Hundredth Monkey
Hundredth Monkey
Crucial to the New Age movement was the positing of a means or agent to bring it into existence. Some saw the New Age as due to astrological forces released by the changing movement of the stars or due to energy coming from the spiritual hierarchy. The concept of the Hundredth Monkey was an alternative to both astrological and spiritualist concepts. It suggested that when a certain number of people gave their consent and commitment to a new idea, it would spread through the population somewhat mysteriously. Thus as the number of people attuned to the New Age grew, at some point New Age consciousness would spontaneously sweep through the general population, and the New Age would arrive.
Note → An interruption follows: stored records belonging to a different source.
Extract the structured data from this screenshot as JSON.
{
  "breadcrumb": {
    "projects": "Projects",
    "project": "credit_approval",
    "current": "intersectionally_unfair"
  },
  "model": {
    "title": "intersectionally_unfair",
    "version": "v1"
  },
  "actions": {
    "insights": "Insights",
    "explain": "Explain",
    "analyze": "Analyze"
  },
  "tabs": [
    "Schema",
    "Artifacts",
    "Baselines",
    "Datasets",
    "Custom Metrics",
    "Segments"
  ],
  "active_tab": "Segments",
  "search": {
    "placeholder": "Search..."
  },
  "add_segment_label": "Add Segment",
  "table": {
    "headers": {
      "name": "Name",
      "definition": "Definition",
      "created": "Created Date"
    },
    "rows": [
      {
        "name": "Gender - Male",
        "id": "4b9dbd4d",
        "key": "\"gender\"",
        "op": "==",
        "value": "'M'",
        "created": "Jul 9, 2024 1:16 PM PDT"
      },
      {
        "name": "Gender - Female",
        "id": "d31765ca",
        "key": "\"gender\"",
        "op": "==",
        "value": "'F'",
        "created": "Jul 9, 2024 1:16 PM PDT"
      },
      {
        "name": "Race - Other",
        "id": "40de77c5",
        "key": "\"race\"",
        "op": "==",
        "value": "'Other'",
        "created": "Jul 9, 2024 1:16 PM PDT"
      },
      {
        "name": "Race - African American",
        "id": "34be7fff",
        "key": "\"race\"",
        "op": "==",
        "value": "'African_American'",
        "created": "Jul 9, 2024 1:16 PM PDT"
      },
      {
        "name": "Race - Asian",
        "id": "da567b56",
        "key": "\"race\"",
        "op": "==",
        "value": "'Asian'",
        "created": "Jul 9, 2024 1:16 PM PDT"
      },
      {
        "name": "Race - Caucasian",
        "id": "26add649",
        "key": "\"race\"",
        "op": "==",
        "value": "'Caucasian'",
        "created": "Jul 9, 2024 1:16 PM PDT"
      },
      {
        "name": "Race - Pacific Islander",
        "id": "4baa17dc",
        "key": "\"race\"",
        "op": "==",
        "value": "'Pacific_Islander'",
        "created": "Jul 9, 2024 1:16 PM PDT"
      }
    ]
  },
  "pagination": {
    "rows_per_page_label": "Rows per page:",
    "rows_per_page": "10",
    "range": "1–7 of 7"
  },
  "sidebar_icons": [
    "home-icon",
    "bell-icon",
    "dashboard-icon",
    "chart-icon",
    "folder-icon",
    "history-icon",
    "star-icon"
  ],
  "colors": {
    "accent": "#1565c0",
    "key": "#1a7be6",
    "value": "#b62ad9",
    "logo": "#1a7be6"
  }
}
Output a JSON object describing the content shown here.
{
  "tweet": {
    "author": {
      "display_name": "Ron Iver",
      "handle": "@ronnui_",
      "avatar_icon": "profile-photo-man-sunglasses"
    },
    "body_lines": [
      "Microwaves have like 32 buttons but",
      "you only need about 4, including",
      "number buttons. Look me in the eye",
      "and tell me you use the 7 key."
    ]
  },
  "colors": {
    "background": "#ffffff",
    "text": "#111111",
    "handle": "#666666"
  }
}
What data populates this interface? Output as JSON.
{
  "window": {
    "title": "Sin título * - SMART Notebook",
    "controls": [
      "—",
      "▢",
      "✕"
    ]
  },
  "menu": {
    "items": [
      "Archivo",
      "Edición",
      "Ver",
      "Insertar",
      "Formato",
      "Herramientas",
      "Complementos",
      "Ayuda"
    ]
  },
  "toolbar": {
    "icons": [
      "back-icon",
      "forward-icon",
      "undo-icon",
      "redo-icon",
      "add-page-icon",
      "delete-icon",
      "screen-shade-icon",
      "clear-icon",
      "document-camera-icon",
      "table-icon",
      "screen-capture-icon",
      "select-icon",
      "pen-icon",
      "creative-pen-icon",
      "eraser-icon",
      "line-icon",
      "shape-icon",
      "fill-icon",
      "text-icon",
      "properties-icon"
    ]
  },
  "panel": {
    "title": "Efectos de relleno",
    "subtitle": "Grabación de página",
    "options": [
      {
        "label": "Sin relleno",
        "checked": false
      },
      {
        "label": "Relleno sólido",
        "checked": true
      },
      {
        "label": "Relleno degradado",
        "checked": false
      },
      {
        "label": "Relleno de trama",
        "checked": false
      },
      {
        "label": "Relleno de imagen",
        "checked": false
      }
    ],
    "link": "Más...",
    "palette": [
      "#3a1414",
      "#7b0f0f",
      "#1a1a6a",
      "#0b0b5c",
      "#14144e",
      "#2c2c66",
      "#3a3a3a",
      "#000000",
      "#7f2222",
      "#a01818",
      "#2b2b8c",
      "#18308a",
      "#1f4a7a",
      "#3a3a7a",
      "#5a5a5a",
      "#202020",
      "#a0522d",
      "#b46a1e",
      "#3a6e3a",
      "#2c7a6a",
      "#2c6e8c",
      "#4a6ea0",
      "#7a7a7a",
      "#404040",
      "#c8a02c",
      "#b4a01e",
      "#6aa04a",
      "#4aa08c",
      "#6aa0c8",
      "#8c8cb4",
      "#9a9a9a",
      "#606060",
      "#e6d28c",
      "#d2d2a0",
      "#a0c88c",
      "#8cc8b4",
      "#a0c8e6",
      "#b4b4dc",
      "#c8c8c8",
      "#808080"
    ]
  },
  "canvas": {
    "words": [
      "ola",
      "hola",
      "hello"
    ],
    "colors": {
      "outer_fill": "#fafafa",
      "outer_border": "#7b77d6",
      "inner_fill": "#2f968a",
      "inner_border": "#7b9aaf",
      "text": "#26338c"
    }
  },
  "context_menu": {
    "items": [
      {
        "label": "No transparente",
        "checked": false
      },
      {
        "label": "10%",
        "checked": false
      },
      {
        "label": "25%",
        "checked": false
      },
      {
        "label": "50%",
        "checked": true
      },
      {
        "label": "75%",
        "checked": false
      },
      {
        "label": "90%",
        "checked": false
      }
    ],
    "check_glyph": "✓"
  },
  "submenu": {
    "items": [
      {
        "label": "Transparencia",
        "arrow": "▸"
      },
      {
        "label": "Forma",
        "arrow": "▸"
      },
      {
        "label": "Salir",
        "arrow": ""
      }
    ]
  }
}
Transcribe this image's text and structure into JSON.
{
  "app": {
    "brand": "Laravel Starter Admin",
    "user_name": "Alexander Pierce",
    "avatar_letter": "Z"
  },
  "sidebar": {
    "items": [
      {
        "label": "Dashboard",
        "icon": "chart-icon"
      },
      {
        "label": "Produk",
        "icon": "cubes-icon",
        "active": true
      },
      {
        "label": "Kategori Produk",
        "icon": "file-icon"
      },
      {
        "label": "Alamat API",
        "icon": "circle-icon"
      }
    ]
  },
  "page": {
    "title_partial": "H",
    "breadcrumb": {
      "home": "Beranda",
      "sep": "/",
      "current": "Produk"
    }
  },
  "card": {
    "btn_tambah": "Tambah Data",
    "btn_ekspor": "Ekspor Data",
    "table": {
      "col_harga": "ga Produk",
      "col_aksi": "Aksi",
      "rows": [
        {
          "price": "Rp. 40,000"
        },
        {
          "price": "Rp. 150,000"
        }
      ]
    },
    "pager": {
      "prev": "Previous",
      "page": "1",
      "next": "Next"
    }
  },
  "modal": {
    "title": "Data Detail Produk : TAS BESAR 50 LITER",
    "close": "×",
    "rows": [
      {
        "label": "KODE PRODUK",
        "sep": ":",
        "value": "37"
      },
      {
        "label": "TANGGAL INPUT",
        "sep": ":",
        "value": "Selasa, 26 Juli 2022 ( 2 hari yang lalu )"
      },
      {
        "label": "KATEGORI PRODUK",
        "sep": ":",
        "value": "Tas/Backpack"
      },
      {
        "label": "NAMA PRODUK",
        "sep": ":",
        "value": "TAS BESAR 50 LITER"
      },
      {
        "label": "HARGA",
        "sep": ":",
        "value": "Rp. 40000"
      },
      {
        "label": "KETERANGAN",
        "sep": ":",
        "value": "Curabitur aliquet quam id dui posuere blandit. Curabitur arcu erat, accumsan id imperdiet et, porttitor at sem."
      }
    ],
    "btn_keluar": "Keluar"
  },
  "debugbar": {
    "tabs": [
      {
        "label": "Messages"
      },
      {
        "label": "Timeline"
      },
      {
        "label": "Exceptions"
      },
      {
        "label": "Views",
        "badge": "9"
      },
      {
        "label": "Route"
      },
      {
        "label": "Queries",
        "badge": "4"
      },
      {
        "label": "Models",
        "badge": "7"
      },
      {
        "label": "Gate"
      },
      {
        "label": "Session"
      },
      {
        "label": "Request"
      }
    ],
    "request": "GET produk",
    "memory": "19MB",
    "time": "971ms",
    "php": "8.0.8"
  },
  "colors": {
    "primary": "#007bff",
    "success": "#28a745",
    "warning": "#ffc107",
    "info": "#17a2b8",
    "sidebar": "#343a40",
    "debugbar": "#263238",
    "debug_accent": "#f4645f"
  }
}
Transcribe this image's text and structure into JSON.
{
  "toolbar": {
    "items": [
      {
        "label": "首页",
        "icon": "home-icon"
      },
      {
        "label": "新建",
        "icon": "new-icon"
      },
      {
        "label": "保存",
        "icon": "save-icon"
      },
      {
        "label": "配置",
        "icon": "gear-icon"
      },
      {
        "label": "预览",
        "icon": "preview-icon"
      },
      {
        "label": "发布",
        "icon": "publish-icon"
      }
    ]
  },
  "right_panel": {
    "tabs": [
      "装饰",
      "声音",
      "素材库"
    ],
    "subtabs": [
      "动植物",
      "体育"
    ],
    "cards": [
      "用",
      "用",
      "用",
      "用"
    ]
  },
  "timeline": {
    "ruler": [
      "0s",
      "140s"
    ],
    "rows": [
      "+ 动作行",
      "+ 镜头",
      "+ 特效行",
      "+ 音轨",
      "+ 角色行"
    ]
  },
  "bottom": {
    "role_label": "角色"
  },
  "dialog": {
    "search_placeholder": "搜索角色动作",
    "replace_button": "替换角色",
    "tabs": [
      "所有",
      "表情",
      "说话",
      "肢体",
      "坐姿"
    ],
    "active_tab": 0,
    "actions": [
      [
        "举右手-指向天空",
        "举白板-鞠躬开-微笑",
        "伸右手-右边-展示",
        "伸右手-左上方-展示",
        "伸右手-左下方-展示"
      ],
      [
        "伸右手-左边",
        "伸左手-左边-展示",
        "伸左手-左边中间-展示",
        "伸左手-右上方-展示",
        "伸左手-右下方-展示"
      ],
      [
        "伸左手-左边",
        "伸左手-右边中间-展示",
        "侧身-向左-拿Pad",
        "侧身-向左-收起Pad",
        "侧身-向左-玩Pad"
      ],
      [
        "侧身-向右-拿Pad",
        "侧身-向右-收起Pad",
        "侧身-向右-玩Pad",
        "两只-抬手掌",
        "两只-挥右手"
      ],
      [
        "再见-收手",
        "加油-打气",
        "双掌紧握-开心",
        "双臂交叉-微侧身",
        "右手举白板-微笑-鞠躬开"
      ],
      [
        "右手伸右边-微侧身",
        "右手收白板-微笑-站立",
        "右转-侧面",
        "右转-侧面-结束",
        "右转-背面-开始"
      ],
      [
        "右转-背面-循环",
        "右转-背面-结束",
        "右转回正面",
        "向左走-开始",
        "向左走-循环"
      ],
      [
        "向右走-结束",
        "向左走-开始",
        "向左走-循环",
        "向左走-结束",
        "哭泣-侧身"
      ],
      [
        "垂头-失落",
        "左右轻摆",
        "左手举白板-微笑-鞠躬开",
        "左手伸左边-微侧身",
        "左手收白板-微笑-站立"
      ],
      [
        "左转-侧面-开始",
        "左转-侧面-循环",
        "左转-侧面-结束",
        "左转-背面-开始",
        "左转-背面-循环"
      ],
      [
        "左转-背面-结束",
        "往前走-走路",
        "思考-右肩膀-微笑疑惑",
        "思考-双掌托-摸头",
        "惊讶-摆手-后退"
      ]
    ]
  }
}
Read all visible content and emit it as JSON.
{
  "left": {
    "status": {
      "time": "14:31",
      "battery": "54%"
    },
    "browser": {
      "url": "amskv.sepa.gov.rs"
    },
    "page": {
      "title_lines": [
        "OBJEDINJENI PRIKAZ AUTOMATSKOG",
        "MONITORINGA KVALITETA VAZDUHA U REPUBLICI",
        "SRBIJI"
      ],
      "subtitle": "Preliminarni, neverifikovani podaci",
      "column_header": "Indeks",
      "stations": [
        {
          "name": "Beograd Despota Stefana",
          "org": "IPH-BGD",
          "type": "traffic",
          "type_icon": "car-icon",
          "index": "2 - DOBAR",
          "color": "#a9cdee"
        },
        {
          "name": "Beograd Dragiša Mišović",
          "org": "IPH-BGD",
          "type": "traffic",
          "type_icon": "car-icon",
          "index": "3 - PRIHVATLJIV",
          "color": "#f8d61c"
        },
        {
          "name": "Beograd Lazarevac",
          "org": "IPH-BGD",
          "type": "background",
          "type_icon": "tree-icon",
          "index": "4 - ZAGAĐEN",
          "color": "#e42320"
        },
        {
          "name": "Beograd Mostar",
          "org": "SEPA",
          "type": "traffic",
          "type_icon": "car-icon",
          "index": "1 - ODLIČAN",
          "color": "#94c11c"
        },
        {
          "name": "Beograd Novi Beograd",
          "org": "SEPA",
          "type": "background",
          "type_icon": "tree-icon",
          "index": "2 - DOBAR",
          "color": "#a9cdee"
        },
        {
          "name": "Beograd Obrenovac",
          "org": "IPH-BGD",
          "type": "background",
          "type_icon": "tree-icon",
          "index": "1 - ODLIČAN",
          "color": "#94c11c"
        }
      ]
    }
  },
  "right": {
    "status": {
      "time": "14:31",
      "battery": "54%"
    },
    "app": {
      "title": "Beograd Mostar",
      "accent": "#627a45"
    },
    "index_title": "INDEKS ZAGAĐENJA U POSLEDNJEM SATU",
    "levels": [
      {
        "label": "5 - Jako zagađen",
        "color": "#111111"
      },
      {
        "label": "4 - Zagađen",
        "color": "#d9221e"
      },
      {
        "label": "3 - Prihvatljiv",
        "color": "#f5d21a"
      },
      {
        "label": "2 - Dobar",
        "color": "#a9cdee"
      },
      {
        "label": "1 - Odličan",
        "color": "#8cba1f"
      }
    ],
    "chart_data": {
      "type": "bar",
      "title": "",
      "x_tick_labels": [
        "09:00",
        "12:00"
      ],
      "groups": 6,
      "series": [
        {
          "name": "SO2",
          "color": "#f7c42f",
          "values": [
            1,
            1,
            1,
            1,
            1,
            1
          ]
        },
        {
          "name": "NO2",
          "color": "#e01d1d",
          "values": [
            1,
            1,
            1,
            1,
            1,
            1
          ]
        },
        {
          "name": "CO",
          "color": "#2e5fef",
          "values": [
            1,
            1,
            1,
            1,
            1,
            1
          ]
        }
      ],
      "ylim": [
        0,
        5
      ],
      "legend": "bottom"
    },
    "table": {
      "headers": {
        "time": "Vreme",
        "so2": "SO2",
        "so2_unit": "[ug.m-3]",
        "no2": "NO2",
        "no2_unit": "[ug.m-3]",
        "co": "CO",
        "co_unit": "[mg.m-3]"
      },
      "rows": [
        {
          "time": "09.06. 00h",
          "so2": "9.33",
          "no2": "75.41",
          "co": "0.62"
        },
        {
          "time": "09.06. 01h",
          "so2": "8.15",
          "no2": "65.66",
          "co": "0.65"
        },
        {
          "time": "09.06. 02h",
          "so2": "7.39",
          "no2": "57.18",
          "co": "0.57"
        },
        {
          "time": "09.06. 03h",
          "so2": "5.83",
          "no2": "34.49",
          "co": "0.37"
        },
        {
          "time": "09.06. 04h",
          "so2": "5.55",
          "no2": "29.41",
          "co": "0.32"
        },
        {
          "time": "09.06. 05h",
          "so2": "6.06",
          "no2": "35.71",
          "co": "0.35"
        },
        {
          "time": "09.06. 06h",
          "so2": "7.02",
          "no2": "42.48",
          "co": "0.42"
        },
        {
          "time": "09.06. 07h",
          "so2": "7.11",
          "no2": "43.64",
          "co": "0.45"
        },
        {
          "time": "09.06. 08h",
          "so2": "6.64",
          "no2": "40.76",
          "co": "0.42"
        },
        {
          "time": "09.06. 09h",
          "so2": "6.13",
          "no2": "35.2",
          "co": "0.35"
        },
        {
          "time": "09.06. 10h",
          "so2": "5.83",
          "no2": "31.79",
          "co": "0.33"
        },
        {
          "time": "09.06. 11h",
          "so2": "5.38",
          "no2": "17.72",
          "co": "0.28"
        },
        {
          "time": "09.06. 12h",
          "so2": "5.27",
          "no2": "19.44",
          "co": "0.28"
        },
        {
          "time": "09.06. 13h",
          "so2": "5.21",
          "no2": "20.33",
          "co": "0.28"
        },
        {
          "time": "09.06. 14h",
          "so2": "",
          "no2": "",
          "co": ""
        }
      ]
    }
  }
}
The basis for this idea was derived from a story in the 1979 book Lifetide: A Biology of the Unconscious by Lyall Watson. He reported on research conducted by several anthropologists on the macaques (a species of monkey) in the islands off Japan. According to the story, in 1953 one of the anthropologists observed an aged macaque female wash a potato to get the sand and grit off of it before eating. She, in turn, taught another to do the same thing. The pair taught others, and soon a number of the adult macaques were washing their potatoes. In the fall of 1958, almost every macaque was doing it. Then macaques who had had no contact with the potato-washing monkeys began to wash their food. It appeared, concluded Watson, that as the practice spread through the monkey communities, a critical mass was approached when 98 and then 99 monkeys washed their food. Then, when the hundredth monkey adopted the practice, critical mass was reached, and the practice exploded through the monkey population.
Watson's story was seized upon by New Age spokesperson Ken Keyes, founder of the Living Love Seminars. In 1982 he published the book The Hundredth Monkey and within a year had distributed 300,000 copies. His subject was peace, and he argued that peace consciousness could spread throughout the human race only if a sufficient number of people adopted a commitment to peace. Once a critical mass was reached, love of peace would suddenly move quickly through the race. As the idea became a well-known concept within the New Age community, other writers, such as Rupert Sheldrake, Peter Russell, and Stanislav Grof, picked up the discussion.
However, the idea of the hundredth monkey did not go un-challenged within the New Age community. As early as 1983, psychologist Maureen O'Hara confronted it in the Journal of Humanistic Psychology. Her article was followed two years later by another writer protesting Watson's claims, arguing that all the monkeys who washed their food had learned it from another. There was no evidence of a magical mysterious spread of the practice. Watson accepted Amundson's analysis of the situation and admitted that he had developed the hundredth monkey concept as a metaphor based on slim evidence and a great deal of hearsay. While the concept retained some supporters through the 1980s, it slowly disappeared from New Age thinking.
Sources:
Keyes, Ken, Jr., The Hundredth Monkey. Coos Bay, Ore.: Vision Books, 1982.
Watson, Lyall. Lifetide: A Biology of the Unconscious. New York: Simon & Schuster, 1979.